Pendant que je leur explique que je n’ai pas mes papiers, leurs mains vident mes poches et mon sac. J’ajoute que je n’ai ni alcool ni cannabis ni toute autre substance illicite, qu’ils peuvent prendre ma carte SD s’ils veulent les photos, mais moi j’veux pas d’emmerde.

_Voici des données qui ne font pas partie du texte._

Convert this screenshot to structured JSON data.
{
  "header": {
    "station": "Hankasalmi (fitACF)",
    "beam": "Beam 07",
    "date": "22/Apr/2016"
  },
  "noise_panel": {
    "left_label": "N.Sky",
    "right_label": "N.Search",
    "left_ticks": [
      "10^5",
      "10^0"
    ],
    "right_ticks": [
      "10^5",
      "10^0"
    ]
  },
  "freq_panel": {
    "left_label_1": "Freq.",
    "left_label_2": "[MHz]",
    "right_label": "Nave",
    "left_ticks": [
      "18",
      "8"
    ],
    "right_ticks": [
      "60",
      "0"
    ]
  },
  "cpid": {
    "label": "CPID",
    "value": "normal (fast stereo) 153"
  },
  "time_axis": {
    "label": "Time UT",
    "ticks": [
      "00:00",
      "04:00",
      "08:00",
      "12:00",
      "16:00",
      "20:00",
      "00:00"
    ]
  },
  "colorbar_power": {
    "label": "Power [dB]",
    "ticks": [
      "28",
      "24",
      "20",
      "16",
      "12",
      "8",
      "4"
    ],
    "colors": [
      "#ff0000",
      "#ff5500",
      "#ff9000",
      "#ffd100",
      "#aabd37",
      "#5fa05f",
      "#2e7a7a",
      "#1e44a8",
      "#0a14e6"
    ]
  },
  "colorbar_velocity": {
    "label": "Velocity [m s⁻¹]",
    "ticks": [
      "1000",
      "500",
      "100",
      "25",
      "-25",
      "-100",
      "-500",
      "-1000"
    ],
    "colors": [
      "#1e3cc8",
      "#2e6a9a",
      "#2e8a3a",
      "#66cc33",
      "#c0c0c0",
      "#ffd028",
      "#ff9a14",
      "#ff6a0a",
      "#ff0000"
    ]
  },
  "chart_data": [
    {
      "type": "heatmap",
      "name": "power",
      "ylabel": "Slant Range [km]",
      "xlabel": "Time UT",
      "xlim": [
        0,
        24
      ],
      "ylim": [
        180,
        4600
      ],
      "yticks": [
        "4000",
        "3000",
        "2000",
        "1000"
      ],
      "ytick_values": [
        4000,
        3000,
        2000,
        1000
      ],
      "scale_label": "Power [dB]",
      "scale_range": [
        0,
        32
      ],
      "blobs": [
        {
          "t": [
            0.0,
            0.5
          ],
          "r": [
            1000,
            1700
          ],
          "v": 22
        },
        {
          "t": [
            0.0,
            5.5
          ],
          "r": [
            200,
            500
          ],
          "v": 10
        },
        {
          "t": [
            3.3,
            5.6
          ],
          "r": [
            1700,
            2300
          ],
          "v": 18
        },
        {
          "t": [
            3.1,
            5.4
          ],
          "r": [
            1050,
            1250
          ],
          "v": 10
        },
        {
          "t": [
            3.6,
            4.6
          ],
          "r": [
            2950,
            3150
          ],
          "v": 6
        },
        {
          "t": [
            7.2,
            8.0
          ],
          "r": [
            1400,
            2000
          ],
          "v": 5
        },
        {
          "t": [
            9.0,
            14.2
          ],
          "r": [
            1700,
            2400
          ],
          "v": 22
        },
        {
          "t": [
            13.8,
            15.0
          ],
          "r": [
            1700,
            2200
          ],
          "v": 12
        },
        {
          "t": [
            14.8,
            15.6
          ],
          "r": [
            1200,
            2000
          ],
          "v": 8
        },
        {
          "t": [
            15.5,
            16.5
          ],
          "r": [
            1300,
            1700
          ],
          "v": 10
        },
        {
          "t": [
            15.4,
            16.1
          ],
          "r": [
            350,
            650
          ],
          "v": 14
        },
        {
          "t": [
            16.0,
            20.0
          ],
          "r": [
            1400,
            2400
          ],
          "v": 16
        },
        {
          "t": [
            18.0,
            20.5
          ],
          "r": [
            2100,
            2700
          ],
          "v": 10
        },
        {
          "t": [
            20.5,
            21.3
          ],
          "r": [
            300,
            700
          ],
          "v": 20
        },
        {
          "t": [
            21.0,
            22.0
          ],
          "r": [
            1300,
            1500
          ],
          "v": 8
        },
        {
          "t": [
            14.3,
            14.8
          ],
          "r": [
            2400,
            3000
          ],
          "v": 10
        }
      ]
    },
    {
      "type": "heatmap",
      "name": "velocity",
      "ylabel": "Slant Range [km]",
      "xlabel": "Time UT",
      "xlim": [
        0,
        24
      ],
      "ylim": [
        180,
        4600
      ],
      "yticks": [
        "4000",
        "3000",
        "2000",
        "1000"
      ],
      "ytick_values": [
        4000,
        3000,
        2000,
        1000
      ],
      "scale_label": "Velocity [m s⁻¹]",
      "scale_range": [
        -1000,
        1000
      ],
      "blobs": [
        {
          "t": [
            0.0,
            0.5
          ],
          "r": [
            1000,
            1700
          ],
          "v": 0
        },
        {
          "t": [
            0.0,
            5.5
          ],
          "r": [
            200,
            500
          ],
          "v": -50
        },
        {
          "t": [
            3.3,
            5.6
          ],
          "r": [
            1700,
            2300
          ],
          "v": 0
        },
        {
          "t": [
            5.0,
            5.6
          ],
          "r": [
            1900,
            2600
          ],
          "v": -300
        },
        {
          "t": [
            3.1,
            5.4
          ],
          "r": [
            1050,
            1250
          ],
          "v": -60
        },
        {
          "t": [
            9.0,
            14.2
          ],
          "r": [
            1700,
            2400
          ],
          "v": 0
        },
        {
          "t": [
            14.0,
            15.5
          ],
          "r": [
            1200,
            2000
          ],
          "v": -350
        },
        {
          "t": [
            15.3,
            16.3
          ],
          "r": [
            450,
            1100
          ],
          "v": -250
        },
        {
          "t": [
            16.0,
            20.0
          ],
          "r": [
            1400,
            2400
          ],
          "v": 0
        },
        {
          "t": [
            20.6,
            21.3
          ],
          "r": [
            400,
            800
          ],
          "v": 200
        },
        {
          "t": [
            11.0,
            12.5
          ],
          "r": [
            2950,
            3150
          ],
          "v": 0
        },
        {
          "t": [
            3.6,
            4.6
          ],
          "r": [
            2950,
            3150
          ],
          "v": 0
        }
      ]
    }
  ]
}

Et puis je me pisse un peu dessus aussi quand même, il faut l’avouer…
Ils laissent tomber mes affaires dans mes poches tout en me bousculant vers les CRS qui arrivent et m’ordonnent de dégager.
La trajectoire qui m’a été donnée étant en contradiction avec tout espoir de survie, considérant la tripotée de CRS qui courent en ma direction, je rétablis rapidement mon équilibre, fait volte-face, prends mes jambes à mon cou, me rends compte que je ne peux pas courir dans cette stupide position et m’enfuis donc en courant de la manière la plus traditionnelle qu’il soit.
Profitant d’un peu de répit dans une ruelle non loin de là, mais assez pour être tranquille, je reprends mon souffle et mes esprits, et fais l’état des lieux de mon pantalon : pas de pisse, mais pas de portable non plus… Oh les stupides sagouins ! Je leur ai dit de prendre ma carte SD, et qu’est-ce qu’ils me font ? Ils me prennent mon portable ! Mais qu’est-ce qu’ils vont faire de mon portable noir et blanc de l’âge de pierre qui ne connaît même pas le mot photo ?
Alors bon, j’ai plus de portable, ce qui est fort emmerdant pour ma pomme, mais j’ai toujours mon appareil photo, et son contenu… Drôle de situation…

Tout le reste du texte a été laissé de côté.